Shingle Tear-Off Tools: A Guide to Saving Time, Money, and Your Body

Tips & Tricks By Ken Collister

The right tools can make us faster, stronger, and more profitable. When it comes to shingle tear-off tools, there are many that can improve the shingle tear-off process, but most don’t live up to their claims. We’ve tried many of them and here are the tools we’ve found most helpful during a shingle roof tear-off. We’ve broken our list of recommendations down into five categories.

Five types of shingle tear-off tools

1. Prying Spades:

Prying spade’s fall into a few categories. The first is pitchforks. Some roofers prefer prying off old shingles with a pitchfork but the drawback is the nails don’t always come out along with the shingles. In situations where the nails are very difficult to remove, some roofers find it easier to remove all the shingles and go back and nail down the nails.

The next type of tear off bar would be the large wide faced steel spade such as the shingle eater. These bars work well when tearing off shingles on top of a plywood roof deck or shingles that have into sections before tearing off. The wide face enables the laborer to tear off more area but the wider face puts more resistance against the bar because there are more nails to pry out.

Red Ripper

Red Ripper

Another type of bar is the smaller faced tear-off spade such as the Red Ripper. These bars work well for tearing off shingles where the nails are difficult to remove. They are light and have a D handle so they are easy to maneuver. They have teeth on the front and back of the bars base so it’s possible to pry off in either direction. This comes in handy when tearing off in confined areas such as roof returns. These tear-off tools also have tapered teeth which make it easier to remove shingles stuck to ice shield or to pry underneath flat roofing materials.

The third type of spade is like the last but has a built in wedged heel for added prying leverage. The trade off of the wedge is that it alleviates the teeth in the back side of the bars base.

Another type of roofing spade is the mechanical (pneumatic) type. This saves the operator the energy of having to pry manually. These tools work best in open areas and where the roof deck is smooth and not sloped too much.

2. Power Saws:

The power saw is another shingle tear-off tool worth considering. The old adage “divide and conquer” holds true, especially when there are two or more layers of shingles. It’s the same solution commercial roofers use with gas powered roof cutters. The cut lines make easy entry points for any tear off tool. They also eliminate the need of breaking through the shingles with a roofing spade.

One of the biggest advantages of using a power saw is clean up. Shingles cut into sections hold together which makes clean up quick and easy. The problem is that traditional saw blades cannot hold up cutting through shingles. They gum up, or warp, or lose their teeth. They just aren’t designed to cut through shingles.

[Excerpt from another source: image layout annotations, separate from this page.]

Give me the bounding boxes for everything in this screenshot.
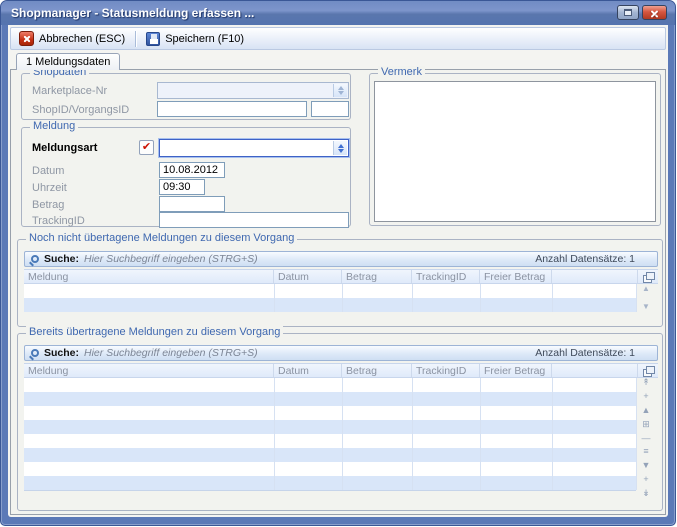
nav-next-icon[interactable]: ▼ bbox=[642, 461, 651, 470]
column-header-meldung[interactable]: Meldung bbox=[24, 364, 274, 377]
nav-separator: — bbox=[642, 434, 651, 443]
column-header-empty bbox=[552, 270, 638, 283]
group-vermerk: Vermerk bbox=[369, 73, 661, 226]
sent-grid-rows bbox=[24, 378, 636, 491]
table-row[interactable] bbox=[24, 420, 636, 434]
save-icon bbox=[146, 32, 160, 46]
column-header-betrag[interactable]: Betrag bbox=[342, 364, 412, 377]
group-meldung-title: Meldung bbox=[30, 120, 78, 132]
scroll-up-icon[interactable]: ▲ bbox=[642, 285, 650, 293]
pending-search-bar[interactable]: Suche: Hier Suchbegriff eingeben (STRG+S… bbox=[24, 251, 658, 267]
table-row[interactable] bbox=[24, 434, 636, 448]
search-placeholder: Hier Suchbegriff eingeben (STRG+S) bbox=[84, 347, 258, 359]
datum-input[interactable] bbox=[159, 162, 225, 178]
column-chooser-button[interactable] bbox=[638, 364, 658, 377]
column-chooser-icon bbox=[643, 366, 654, 375]
pending-scroll-strip: ▲ ▼ bbox=[639, 285, 653, 311]
cancel-icon bbox=[19, 31, 34, 46]
table-row[interactable] bbox=[24, 462, 636, 476]
sent-search-bar[interactable]: Suche: Hier Suchbegriff eingeben (STRG+S… bbox=[24, 345, 658, 361]
group-meldung: Meldung Meldungsart ✔ Datum Uhrzeit Betr… bbox=[21, 127, 351, 227]
window-body: Abbrechen (ESC) Speichern (F10) 1 Meldun… bbox=[8, 25, 668, 517]
restore-button[interactable] bbox=[617, 5, 639, 20]
table-row[interactable] bbox=[24, 392, 636, 406]
nav-prior-icon[interactable]: ▲ bbox=[642, 406, 651, 415]
marketplace-label: Marketplace-Nr bbox=[32, 85, 107, 97]
group-sent-title: Bereits übertragene Meldungen zu diesem … bbox=[26, 326, 283, 338]
column-chooser-button[interactable] bbox=[638, 270, 658, 283]
betrag-label: Betrag bbox=[32, 199, 64, 211]
tab-meldungsdaten[interactable]: 1 Meldungsdaten bbox=[16, 53, 120, 70]
cancel-button[interactable]: Abbrechen (ESC) bbox=[16, 30, 128, 47]
pending-grid-rows bbox=[24, 284, 636, 312]
group-pending-title: Noch nicht übertagene Meldungen zu diese… bbox=[26, 232, 297, 244]
uhrzeit-label: Uhrzeit bbox=[32, 182, 67, 194]
group-sent-messages: Bereits übertragene Meldungen zu diesem … bbox=[17, 333, 663, 511]
column-chooser-icon bbox=[643, 272, 654, 281]
search-icon bbox=[31, 255, 39, 263]
restore-icon bbox=[624, 9, 632, 16]
shopid-label: ShopID/VorgangsID bbox=[32, 104, 129, 116]
column-header-empty bbox=[552, 364, 638, 377]
vermerk-textarea[interactable] bbox=[374, 81, 656, 222]
group-vermerk-title: Vermerk bbox=[378, 66, 425, 78]
shopid-input[interactable] bbox=[157, 101, 307, 117]
trackingid-label: TrackingID bbox=[32, 215, 85, 227]
title-bar[interactable]: Shopmanager - Statusmeldung erfassen ... bbox=[1, 1, 675, 25]
nav-first-icon[interactable]: ↟ bbox=[642, 378, 650, 387]
table-row[interactable] bbox=[24, 298, 636, 312]
nav-move-down-icon[interactable]: + bbox=[643, 475, 648, 484]
column-header-freier-betrag[interactable]: Freier Betrag bbox=[480, 270, 552, 283]
column-header-betrag[interactable]: Betrag bbox=[342, 270, 412, 283]
table-row[interactable] bbox=[24, 448, 636, 462]
datum-label: Datum bbox=[32, 165, 64, 177]
toolbar-separator bbox=[135, 31, 136, 47]
column-header-freier-betrag[interactable]: Freier Betrag bbox=[480, 364, 552, 377]
pending-grid-header: Meldung Datum Betrag TrackingID Freier B… bbox=[24, 269, 658, 284]
nav-move-up-icon[interactable]: + bbox=[643, 392, 648, 401]
sent-nav-strip: ↟ + ▲ ⊞ — ≡ ▼ + ↡ bbox=[638, 378, 654, 498]
table-row[interactable] bbox=[24, 284, 636, 298]
group-shopdaten: Shopdaten Marketplace-Nr ShopID/Vorgangs… bbox=[21, 73, 351, 120]
column-header-trackingid[interactable]: TrackingID bbox=[412, 364, 480, 377]
nav-insert-icon[interactable]: ⊞ bbox=[642, 420, 650, 429]
column-header-datum[interactable]: Datum bbox=[274, 364, 342, 377]
trackingid-input[interactable] bbox=[159, 212, 349, 228]
tab-page: Shopdaten Marketplace-Nr ShopID/Vorgangs… bbox=[10, 69, 666, 515]
nav-edit-icon[interactable]: ≡ bbox=[643, 447, 648, 456]
table-row[interactable] bbox=[24, 406, 636, 420]
search-icon bbox=[31, 349, 39, 357]
uhrzeit-input[interactable] bbox=[159, 179, 205, 195]
meldungsart-label: Meldungsart bbox=[32, 142, 97, 154]
required-check-icon[interactable]: ✔ bbox=[139, 140, 154, 155]
search-placeholder: Hier Suchbegriff eingeben (STRG+S) bbox=[84, 253, 258, 265]
marketplace-combobox[interactable] bbox=[157, 82, 349, 99]
table-row[interactable] bbox=[24, 378, 636, 392]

To solve this problem, we have designed two 7 ¼ inch circular blades for cutting through shingles and other flat roofing materials. We call them BigBlue™ Demolition Blade 3T and 5T respectively. Their unique design allows roofers to cut for a long time without having to unclog the saw or change blades. BigBlue™ 3T is designed for flat roofing such as tar and gravel roofs. BigBlue™ 5T is designed for demolition of shingles – including roof decking.

Along with saw blades we have developed a tool that makes long cuts made easier, safer, and faster. RipCart™ is a demolition tool that allows you to make cuts without hunching or crawling. Users set the blade depth, walk behind the cart like a push lawn mower, and easily control the circular saw. Like pneumatic roofing spades, the RipCart has slope limitations.

3. Magnets:

Roofing magnets are not only handy for ground clean up but also for cleaning off the roof. We find them especially useful on 1 x 6 roof decks where the nails get lodged between the cracks. Rolling magnets are the quickest, but make sure to secure them when they are not in use so they don’t roll off the roof.

4. Hand Tools & Air Chisel:

Hammers and flat bars are a given for cleaning tar off plumbing stacks and chimneys. Another economic tool for these tasks is the air chisel which only costs about $30.00.

5. Flat Shovels and push brooms:

Flat shovels (farmers grain shovels with the D handle) and push brooms are a must for clean up. We have found that push brooms that include a plastic squeegee are great at knocking nails loose from the roof deck. This can save a time as well as your back.

We realize that many roofers are already set in their shingle tear-off tools and techniques. But, we encourage you to keep an open mind, because not all shingle roof tear-offs are the same.